On the other hand, when the key parameter is non-trivial, your approach has a much larger amount of function calls as the other two, which may result in a significant increase in execution time for middle_sort_OP():

def gen_input(num):
    return list(range(num))


def key(x):
    return x ** 2


for num in nums:
    print(f"N = {num}")
    for func in funcs:
        seq = gen_input(num)
        random.shuffle(seq)
        print(f"{func.__name__:>24s}", end="  ")
        %timeit func(seq.copy(), key=key)
    print()

...
N = 1000000
     middle_sort_flip_OP  1.33 s ± 16.4 ms per loop (mean ± std. dev. of 7 runs, 1 loop each)
        middle_sort_flip  1.09 s ± 23.3 ms per loop (mean ± std. dev. of 7 runs, 1 loop each)
        middle_sort_half  1.1 s ± 27.2 ms per loop (mean ± std. dev. of 7 runs, 1 loop each)
         middle_sort_mix  1.11 s ± 8.88 ms per loop (mean ± std. dev. of 7 runs, 1 loop each)

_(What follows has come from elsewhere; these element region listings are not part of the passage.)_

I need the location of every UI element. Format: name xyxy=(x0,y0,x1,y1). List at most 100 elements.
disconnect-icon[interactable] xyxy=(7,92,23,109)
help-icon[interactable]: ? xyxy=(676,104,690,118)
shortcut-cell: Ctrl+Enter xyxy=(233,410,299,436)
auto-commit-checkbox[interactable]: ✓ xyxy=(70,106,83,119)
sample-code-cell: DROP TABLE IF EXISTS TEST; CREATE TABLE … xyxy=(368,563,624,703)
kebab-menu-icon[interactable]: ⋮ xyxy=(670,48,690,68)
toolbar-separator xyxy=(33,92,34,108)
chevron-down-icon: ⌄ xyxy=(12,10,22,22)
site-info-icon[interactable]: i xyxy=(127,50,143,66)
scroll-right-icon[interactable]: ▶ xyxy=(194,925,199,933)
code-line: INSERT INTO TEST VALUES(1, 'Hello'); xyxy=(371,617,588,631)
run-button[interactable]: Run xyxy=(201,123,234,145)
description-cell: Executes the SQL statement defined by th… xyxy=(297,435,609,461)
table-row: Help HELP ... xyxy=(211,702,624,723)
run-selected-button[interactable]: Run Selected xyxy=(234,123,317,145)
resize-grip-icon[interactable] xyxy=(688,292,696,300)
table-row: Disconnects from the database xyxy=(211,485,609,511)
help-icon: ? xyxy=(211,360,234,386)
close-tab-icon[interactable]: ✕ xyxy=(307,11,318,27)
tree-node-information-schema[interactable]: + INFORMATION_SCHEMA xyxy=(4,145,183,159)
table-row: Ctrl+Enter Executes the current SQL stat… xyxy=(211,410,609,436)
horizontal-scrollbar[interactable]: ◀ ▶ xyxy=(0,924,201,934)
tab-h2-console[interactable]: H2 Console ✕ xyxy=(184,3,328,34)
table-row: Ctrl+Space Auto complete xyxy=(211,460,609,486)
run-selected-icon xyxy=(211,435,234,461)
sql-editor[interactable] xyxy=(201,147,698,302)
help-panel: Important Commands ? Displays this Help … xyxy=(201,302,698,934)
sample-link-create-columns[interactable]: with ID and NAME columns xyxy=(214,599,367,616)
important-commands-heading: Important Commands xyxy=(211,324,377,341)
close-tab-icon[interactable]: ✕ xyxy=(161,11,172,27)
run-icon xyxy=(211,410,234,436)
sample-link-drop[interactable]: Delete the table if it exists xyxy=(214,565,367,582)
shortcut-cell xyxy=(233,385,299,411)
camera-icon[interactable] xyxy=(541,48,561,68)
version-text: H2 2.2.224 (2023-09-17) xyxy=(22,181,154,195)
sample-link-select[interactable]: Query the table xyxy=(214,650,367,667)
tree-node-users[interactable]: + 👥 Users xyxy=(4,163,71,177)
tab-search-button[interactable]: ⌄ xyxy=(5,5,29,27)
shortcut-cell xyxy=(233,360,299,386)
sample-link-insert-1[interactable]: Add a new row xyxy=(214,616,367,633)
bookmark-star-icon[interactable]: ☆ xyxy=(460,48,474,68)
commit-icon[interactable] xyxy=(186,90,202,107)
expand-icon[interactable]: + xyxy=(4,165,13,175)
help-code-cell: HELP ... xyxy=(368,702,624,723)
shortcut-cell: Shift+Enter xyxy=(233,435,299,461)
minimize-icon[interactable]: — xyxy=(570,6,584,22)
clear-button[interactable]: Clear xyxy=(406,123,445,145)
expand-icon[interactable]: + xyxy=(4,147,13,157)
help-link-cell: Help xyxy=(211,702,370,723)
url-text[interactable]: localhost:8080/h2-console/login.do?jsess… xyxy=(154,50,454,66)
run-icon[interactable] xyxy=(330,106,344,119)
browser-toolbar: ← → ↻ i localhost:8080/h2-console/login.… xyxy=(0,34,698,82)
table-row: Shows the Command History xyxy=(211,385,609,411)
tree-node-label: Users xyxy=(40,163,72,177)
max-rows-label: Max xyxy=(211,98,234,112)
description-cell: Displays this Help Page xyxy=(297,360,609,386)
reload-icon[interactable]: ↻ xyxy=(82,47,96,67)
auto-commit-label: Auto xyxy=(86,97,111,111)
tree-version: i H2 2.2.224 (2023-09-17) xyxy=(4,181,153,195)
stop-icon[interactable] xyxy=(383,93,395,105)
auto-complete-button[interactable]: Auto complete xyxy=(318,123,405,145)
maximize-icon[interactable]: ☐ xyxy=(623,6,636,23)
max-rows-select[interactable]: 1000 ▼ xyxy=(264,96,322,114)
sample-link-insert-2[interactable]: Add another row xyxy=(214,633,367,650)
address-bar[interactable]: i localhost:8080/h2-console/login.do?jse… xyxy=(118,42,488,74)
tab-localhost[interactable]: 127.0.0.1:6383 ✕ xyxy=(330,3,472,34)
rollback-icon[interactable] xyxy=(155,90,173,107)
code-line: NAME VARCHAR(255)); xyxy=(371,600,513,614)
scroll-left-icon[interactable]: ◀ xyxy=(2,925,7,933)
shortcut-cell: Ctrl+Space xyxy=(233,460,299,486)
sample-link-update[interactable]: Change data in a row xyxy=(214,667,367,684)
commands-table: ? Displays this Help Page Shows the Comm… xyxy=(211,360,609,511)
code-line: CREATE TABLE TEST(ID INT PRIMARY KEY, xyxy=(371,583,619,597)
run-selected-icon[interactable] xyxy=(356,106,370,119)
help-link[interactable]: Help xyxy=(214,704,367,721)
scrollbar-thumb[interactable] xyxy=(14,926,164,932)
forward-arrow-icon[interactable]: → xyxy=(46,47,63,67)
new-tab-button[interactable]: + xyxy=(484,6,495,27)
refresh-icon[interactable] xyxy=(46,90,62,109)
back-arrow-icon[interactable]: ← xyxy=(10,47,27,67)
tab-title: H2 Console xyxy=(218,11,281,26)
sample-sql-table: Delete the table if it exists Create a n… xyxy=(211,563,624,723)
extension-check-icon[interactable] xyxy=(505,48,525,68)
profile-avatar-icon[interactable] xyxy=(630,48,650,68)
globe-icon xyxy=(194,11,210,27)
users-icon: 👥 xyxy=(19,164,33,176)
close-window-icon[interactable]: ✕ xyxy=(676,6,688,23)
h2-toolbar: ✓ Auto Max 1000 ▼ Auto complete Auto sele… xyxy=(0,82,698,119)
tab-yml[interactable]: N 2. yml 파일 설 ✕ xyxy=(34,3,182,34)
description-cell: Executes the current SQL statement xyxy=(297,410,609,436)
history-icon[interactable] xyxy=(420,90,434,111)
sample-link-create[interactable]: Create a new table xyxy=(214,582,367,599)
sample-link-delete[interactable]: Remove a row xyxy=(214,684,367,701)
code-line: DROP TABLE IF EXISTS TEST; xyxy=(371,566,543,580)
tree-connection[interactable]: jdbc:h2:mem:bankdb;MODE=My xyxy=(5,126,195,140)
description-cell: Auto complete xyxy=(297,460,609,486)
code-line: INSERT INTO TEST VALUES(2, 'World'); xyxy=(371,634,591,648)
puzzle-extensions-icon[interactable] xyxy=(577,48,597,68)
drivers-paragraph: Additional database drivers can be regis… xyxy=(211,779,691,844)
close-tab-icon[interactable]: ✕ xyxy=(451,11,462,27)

or, closer to your use-case:

class Container():
    def __init__(self, x):
        self.x = x
        
    def get_x(self):
        return self.x

    
def gen_input(num):
    return [Container(x) for x in range(num)]


def key(c):
    return c.get_x()


for num in nums:
    print(f"N = {num}")
    for func in funcs:
        seq = gen_input(num)
        random.shuffle(seq)
        print(f"{func.__name__:>24s}", end="  ")
        %timeit func(seq.copy(), key=key)
    print()

...
N = 1000000
     middle_sort_flip_OP  1.27 s ± 4.44 ms per loop (mean ± std. dev. of 7 runs, 1 loop each)
        middle_sort_flip  1.13 s ± 13.5 ms per loop (mean ± std. dev. of 7 runs, 1 loop each)
        middle_sort_half  1.24 s ± 12.8 ms per loop (mean ± std. dev. of 7 runs, 1 loop each)
         middle_sort_mix  1.16 s ± 8.07 ms per loop (mean ± std. dev. of 7 runs, 1 loop each)

which seems to be a bit less dramatic.